Le rire de Min avait un son légèrement rauque ; Élayne pensa que bien des hommes le jugeraient séduisant. Et elle était jolie, avec quelque chose d’espiègle. Et comptant plusieurs années de plus qu’elle ; était-ce en sa faveur, ou non ? « Oh, Élayne, nous le disions quand il était à bonne distance de nous deux. Vous perdre serait comme de perdre une sœur, mais qu’en serait-il si l’une de nous changeait d’avis ? » Mieux valait ne pas demander laquelle c’était censé être. Élayne essaya de ne pas penser que si elle ligotait et bâillonnait Min avec le Pouvoir puis inversait le tissage, elle serait en mesure de la cacher dans une cave jusqu’à ce que l’ambassade soit partie depuis longtemps. « Nous ne changerons pas d’avis », répliqua-t-elle simplement. Non, elle ne pourrait pas faire cela à Min. Elle voulait Rand pour elle seule, mais elle ne pouvait pas faire de mal à Min. Peut-être pouvait-elle juste demander que Min ne s’en aille que lorsqu’elles seraient en mesure de s’en aller toutes les deux. À la place, elle dit : « Est-ce que Gareth Bryne vous a dégagée de votre serment ? »

Cette fois, le rire de Min fut un rire sec. « Loin de là. Il déclare qu’il m’obligera à le tenir tôt ou tard. Siuan est celle qu’il veut garder, la Lumière seule sait pourquoi. » Une légère tension de ses traits incita Élayne à penser qu’une vision était impliquée, mais elle ne posa pas de questions. Min ne discutait jamais de ces visions sauf avec ceux qu’elles concernaient.

Elle avait un don connu de peu de personnes à Salidar : Élayne et Nynaeve, Siuan et Leane ; c’est tout.
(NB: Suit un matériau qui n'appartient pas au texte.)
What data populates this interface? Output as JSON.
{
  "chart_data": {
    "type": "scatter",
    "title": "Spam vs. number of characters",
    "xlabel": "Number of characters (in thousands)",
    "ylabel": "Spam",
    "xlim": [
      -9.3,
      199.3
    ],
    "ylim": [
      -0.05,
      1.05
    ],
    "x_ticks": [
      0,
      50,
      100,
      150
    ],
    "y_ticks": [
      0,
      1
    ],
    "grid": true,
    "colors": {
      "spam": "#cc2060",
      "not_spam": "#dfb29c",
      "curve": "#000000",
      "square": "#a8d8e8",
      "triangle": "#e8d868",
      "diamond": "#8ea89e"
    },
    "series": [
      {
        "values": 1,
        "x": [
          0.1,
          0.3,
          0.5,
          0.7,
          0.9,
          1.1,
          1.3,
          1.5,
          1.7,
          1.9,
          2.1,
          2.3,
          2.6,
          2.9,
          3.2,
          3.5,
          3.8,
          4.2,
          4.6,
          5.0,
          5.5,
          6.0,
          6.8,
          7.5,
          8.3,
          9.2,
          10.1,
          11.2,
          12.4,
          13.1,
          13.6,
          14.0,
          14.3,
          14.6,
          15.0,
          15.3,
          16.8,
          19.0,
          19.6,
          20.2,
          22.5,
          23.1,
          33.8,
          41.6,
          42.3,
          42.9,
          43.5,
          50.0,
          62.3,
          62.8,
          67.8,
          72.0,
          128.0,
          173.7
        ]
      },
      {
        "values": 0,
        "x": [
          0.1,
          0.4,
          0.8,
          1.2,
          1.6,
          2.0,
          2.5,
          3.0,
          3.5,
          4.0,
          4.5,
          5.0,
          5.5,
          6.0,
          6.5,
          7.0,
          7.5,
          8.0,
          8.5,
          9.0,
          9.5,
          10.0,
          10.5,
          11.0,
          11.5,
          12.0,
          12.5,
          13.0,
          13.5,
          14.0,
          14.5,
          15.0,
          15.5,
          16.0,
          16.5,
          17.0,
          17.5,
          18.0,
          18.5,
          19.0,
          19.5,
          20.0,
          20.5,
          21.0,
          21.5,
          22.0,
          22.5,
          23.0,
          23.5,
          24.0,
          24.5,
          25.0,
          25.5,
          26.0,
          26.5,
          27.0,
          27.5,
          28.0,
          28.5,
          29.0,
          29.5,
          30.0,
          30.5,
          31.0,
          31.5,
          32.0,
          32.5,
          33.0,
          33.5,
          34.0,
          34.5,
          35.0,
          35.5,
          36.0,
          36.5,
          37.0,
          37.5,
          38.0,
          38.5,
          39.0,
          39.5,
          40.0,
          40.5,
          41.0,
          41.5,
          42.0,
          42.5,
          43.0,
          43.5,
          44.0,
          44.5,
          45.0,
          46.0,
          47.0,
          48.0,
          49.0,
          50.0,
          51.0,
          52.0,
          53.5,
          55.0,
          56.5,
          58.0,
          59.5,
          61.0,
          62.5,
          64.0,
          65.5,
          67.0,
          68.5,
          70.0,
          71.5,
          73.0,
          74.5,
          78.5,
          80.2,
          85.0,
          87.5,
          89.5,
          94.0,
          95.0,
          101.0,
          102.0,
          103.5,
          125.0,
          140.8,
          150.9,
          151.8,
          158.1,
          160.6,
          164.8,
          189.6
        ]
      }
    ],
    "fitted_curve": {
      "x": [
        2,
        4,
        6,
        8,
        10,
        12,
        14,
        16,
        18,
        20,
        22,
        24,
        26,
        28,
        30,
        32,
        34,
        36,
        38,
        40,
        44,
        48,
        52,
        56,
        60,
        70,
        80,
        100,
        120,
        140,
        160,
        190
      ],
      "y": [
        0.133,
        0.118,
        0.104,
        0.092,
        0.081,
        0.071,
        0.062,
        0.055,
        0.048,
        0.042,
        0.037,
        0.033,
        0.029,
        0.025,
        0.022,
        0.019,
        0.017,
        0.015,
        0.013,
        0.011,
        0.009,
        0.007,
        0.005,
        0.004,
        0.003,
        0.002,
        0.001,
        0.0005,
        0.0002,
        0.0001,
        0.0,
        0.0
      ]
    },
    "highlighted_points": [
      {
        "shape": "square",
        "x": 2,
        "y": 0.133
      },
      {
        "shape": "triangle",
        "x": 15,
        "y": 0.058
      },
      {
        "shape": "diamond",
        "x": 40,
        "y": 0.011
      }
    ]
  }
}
Birgitte n’était pas au courant, mais aussi Min ne l’était pas non plus à son sujet. Ni au sujet de Moghedien. Tant de secrets. Cependant les secrets de Min lui appartenaient. Parfois, elle voyait autour des gens des images ou des auras et parfois elle savait ce qu’elles signifiaient. Quand elle le savait, elle avait toujours raison ; par exemple, si elle annonçait qu’un homme et une femme se marieraient, eh bien, tôt ou tard ils s’épousaient, même si pour le présent ils se haïssaient de façon manifeste. Leane appelait cela « déchiffrer le Dessin », mais cela n’avait rien à voir avec le Pouvoir. La plupart des gens n’étaient entourés d’images que de temps en temps, par contre les Aes Sedai et les Liges toujours. Min se retirait ici précisément pour échapper à ce déluge.